Fonte da comunicação da empresa adiantou que a Filstone “está a passar por algumas dificuldades financeiras, pelo que foi necessário fazer uma reestruturação para evitar uma situação mais complicada”.

Assegurando que a Filstone “não está a passar por qualquer processo de insolvência” e que está a continuar a trabalhar normalmente, a mesma fonte explicou que o mercado chinês, um dos principais clientes da empresa “fechou as portas” durante muito tempo no período da covid-19, o que se reflectiu numa “quebra significativa de vendas”.

Segundo o site da empresa, trabalham na Filstone cerca de 150 pessoas.

A empresa, que se dedica ao setor da pedra natural em Portugal, nasceu em 2002, junto a Alcanede, fixando-se na localidade de Casal Farto, em Fátima.

A Filstone foi obtendo “dimensão e capacidade adequadas para o mercado chinês”, quando iniciou, em 2006, parceria com a Kingstar e, “em três anos, são introduzidos nove novos produtos de diversas pedreiras de calcário português na China”, lê-se na página.

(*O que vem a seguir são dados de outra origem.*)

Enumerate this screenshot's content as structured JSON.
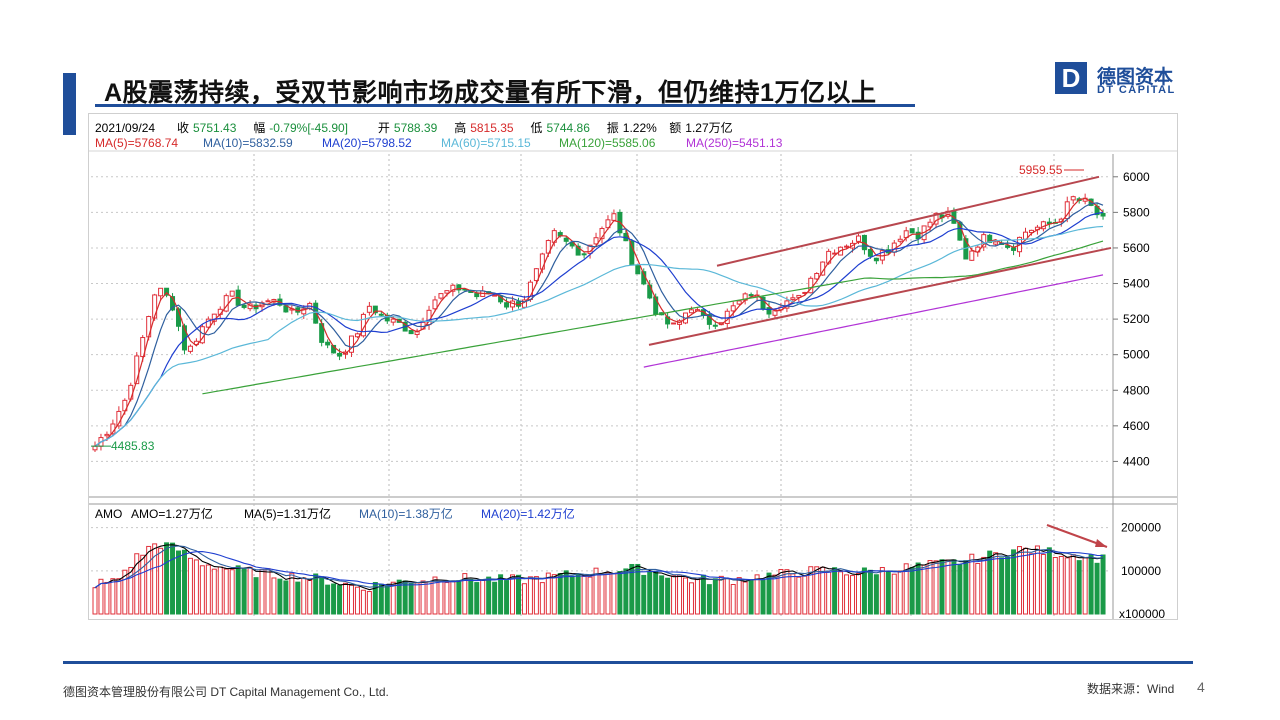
{
  "slide": {
    "title": "A股震荡持续，受双节影响市场成交量有所下滑，但仍维持1万亿以上",
    "logo_cn": "德图资本",
    "logo_en": "DT CAPITAL",
    "logo_letter": "D",
    "footer_left": "德图资本管理股份有限公司  DT Capital Management  Co., Ltd.",
    "footer_right": "数据来源：Wind",
    "page_number": "4"
  },
  "info": {
    "date": "2021/09/24",
    "items": [
      {
        "label": "收",
        "value": "5751.43",
        "color": "#1a8f3c"
      },
      {
        "label": "幅",
        "value": "-0.79%[-45.90]",
        "color": "#1a8f3c"
      },
      {
        "label": "开",
        "value": "5788.39",
        "color": "#1a8f3c"
      },
      {
        "label": "高",
        "value": "5815.35",
        "color": "#d62a2a"
      },
      {
        "label": "低",
        "value": "5744.86",
        "color": "#1a8f3c"
      },
      {
        "label": "振",
        "value": "1.22%",
        "color": "#000000"
      },
      {
        "label": "额",
        "value": "1.27万亿",
        "color": "#000000"
      }
    ]
  },
  "ma_legend": [
    {
      "text": "MA(5)=5768.74",
      "color": "#d62a2a"
    },
    {
      "text": "MA(10)=5832.59",
      "color": "#2f5f9e"
    },
    {
      "text": "MA(20)=5798.52",
      "color": "#1f3fd0"
    },
    {
      "text": "MA(60)=5715.15",
      "color": "#5bb8d8"
    },
    {
      "text": "MA(120)=5585.06",
      "color": "#3aa23a"
    },
    {
      "text": "MA(250)=5451.13",
      "color": "#b133d6"
    }
  ],
  "amo_legend": [
    {
      "text": "AMO",
      "color": "#000000"
    },
    {
      "text": "AMO=1.27万亿",
      "color": "#000000"
    },
    {
      "text": "MA(5)=1.31万亿",
      "color": "#000000"
    },
    {
      "text": "MA(10)=1.38万亿",
      "color": "#2f5f9e"
    },
    {
      "text": "MA(20)=1.42万亿",
      "color": "#1f3fd0"
    }
  ],
  "annotations": {
    "high_label": "5959.55",
    "low_label": "4485.83"
  },
  "chart_data": [
    {
      "type": "candlestick",
      "title": "",
      "y_ticks": [
        6000,
        5800,
        5600,
        5400,
        5200,
        5000,
        4800,
        4600,
        4400
      ],
      "ylim": [
        4200,
        6100
      ],
      "grid": true,
      "series": [
        {
          "name": "MA(5)",
          "value": 5768.74
        },
        {
          "name": "MA(10)",
          "value": 5832.59
        },
        {
          "name": "MA(20)",
          "value": 5798.52
        },
        {
          "name": "MA(60)",
          "value": 5715.15
        },
        {
          "name": "MA(120)",
          "value": 5585.06
        },
        {
          "name": "MA(250)",
          "value": 5451.13
        }
      ],
      "close_path": [
        4485.83,
        4600,
        4750,
        5050,
        5380,
        5300,
        5000,
        5150,
        5270,
        5330,
        5250,
        5300,
        5300,
        5220,
        5300,
        5050,
        5000,
        5100,
        5280,
        5200,
        5170,
        5120,
        5300,
        5350,
        5380,
        5330,
        5350,
        5280,
        5300,
        5480,
        5680,
        5620,
        5570,
        5700,
        5780,
        5560,
        5380,
        5200,
        5150,
        5280,
        5180,
        5200,
        5280,
        5350,
        5250,
        5300,
        5300,
        5450,
        5580,
        5620,
        5650,
        5550,
        5600,
        5700,
        5680,
        5780,
        5780,
        5550,
        5650,
        5660,
        5600,
        5700,
        5720,
        5750,
        5880,
        5850,
        5751.43
      ],
      "high_mark": 5959.55
    },
    {
      "type": "bar",
      "title": "AMO",
      "y_ticks": [
        200000,
        100000
      ],
      "unit_label": "x100000",
      "ylim": [
        0,
        220000
      ],
      "series": [
        {
          "name": "AMO",
          "value": "1.27万亿"
        },
        {
          "name": "MA(5)",
          "value": "1.31万亿"
        },
        {
          "name": "MA(10)",
          "value": "1.38万亿"
        },
        {
          "name": "MA(20)",
          "value": "1.42万亿"
        }
      ],
      "amount_path": [
        70000,
        75000,
        130000,
        165000,
        150000,
        120000,
        110000,
        100000,
        95000,
        90000,
        85000,
        80000,
        70000,
        60000,
        70000,
        75000,
        80000,
        85000,
        82000,
        80000,
        78000,
        80000,
        85000,
        90000,
        95000,
        100000,
        105000,
        100000,
        90000,
        80000,
        78000,
        80000,
        85000,
        90000,
        95000,
        100000,
        100000,
        95000,
        100000,
        105000,
        110000,
        115000,
        120000,
        130000,
        140000,
        150000,
        145000,
        140000,
        135000,
        127000
      ]
    }
  ]
}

Dois anos mais tarde, na sequência das alterações no negócio de ‘trading’ e cooperativa em Portugal, a empresa adquiriu a pedreira em Casal Farto, Fátima, onde hoje se situa.

“Em março de 2021, e após um novo desafio imposto pela pandemia, a Filstone inaugurou o primeiro Filstone Center, em Yunfu, reforçando a presença dos seus materiais na China”, informa ainda a empresa.

Em julho de 2021, adquiriu uma nova pedreira, em Alpalhão, no concelho de Nisa, alargando a sua área de negócio ao granito.

A Filstone patrocina todos os escalões da formação e equipa sénior de futsal masculina do Sporting Clube de Portugal, entre outros emblemas desportivos.